RH #104Interview

APES, PIGS & SPACEMEN

Rache ist süß

Die Briten gelten gemeinhin als besonders patriotischer Volksstamm. Gerade wenn es um Fußball oder Rockmusik geht, verliert die englische Presse schnell die Contenance und schwelgt in Superlativen. Die APES, PIGS AND SPACEMEN können ein Lied davon singen, hat die britische Medienlandschaft doch seit neuestem einen Narren an dem Inselquartett gefressen.
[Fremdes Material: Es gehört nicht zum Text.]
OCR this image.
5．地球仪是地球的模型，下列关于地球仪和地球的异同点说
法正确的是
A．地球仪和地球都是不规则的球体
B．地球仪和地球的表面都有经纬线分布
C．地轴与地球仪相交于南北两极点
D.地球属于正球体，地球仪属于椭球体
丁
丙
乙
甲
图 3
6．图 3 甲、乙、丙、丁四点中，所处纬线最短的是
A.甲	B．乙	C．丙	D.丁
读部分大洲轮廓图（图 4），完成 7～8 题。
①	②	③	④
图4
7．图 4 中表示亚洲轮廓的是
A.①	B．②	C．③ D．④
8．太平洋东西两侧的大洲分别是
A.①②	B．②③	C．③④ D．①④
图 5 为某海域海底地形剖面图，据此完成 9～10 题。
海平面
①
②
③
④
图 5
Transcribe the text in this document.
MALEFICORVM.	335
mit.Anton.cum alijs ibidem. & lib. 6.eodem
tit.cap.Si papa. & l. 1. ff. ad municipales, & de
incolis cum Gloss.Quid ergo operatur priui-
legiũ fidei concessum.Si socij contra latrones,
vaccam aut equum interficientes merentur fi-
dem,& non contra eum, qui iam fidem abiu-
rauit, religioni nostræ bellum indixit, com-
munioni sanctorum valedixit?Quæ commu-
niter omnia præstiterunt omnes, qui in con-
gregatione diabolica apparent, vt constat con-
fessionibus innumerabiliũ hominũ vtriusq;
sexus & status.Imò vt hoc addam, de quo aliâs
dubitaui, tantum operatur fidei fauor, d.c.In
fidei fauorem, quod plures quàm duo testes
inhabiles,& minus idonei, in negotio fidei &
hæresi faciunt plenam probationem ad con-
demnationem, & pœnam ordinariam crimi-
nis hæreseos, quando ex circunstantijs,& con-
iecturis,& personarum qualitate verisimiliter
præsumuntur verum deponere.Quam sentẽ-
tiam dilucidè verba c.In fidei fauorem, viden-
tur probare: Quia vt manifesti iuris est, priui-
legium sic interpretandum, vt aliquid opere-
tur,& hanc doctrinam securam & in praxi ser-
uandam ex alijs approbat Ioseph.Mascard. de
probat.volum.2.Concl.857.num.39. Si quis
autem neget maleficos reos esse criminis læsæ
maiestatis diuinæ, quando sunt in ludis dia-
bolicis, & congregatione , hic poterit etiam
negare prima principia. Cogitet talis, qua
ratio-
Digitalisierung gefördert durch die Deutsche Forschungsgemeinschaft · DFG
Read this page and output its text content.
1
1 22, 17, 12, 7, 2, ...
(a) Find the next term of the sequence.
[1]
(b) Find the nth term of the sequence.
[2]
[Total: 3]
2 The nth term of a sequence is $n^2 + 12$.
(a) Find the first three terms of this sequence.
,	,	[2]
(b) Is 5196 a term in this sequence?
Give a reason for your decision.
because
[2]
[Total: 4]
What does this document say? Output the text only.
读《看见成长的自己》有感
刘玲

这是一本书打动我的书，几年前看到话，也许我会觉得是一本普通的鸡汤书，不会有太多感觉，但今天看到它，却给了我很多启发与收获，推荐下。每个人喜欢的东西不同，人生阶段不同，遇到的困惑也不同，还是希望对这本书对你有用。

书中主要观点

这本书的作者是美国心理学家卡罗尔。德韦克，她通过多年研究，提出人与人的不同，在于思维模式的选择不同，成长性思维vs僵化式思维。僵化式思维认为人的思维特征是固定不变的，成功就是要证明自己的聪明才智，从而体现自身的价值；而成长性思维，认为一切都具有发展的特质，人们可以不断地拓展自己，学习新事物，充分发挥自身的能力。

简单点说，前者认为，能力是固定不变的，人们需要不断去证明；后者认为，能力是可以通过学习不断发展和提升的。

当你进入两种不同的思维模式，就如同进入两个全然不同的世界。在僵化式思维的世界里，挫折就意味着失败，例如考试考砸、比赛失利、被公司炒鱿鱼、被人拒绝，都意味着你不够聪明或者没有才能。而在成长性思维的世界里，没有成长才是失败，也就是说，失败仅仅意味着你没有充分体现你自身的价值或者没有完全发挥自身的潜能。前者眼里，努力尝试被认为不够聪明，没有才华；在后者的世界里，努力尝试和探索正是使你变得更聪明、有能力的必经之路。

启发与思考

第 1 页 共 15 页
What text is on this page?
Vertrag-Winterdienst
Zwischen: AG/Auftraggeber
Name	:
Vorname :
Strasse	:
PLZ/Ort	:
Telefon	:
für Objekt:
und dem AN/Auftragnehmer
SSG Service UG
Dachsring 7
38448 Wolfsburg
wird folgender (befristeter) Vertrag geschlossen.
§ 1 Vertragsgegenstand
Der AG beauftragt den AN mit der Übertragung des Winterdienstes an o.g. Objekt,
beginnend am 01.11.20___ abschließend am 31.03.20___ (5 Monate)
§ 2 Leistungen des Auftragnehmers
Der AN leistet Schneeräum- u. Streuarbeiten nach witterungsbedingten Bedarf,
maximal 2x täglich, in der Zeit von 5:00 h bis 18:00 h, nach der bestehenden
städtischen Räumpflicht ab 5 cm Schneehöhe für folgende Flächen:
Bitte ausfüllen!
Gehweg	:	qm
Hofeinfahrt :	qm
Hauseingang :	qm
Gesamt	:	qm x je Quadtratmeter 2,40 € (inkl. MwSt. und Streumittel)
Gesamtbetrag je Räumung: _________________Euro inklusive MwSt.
"Als wir letztes Jahr bei Music For Nations unterschrieben haben, wollte das Label eigentlich so schnell wie möglich ein komplettes Album von uns veröffentlichen", erzählt mir der Frontmann der Kapelle, Paul Miro, kurz vor dem Auftritt im Vorprogramm von Skid Row in der Ludwigsburger Rockfabrik. "Damit waren wir nicht einverstanden, weil wir uns auf die altmodische Art und Weise, also wie einst die Beatles oder die Stones, der britischen Öffentlichkeit vorstellen wollten. Die haben sich auch erst monatelang den Arsch abgetourt, bevor sie ihre erste vollständige LP auf den Markt gebracht haben. Genauso sind wir verfahren: Wir waren in diesem Jahr schon fünfmal auf Tour und haben mittlerweile über 150 Shows auf dem Buckel. Anfangs stand uns die hiesige Presse eher kritisch gegenüber, doch aufgrund der zahlreichen Auftritte hat man sich langsam, aber sicher an unseren Sound gewöhnt. Mittlerweile fährt so ziemlich jedes Magazin tierisch auf uns ab, und entsprechend positiv waren auch die Reaktionen auf unseren ersten Longplayer „Transfusion“, der erst vor einigen Wochen erschienen ist."

Dafür hat die Combo mit „Antiseptic“ und...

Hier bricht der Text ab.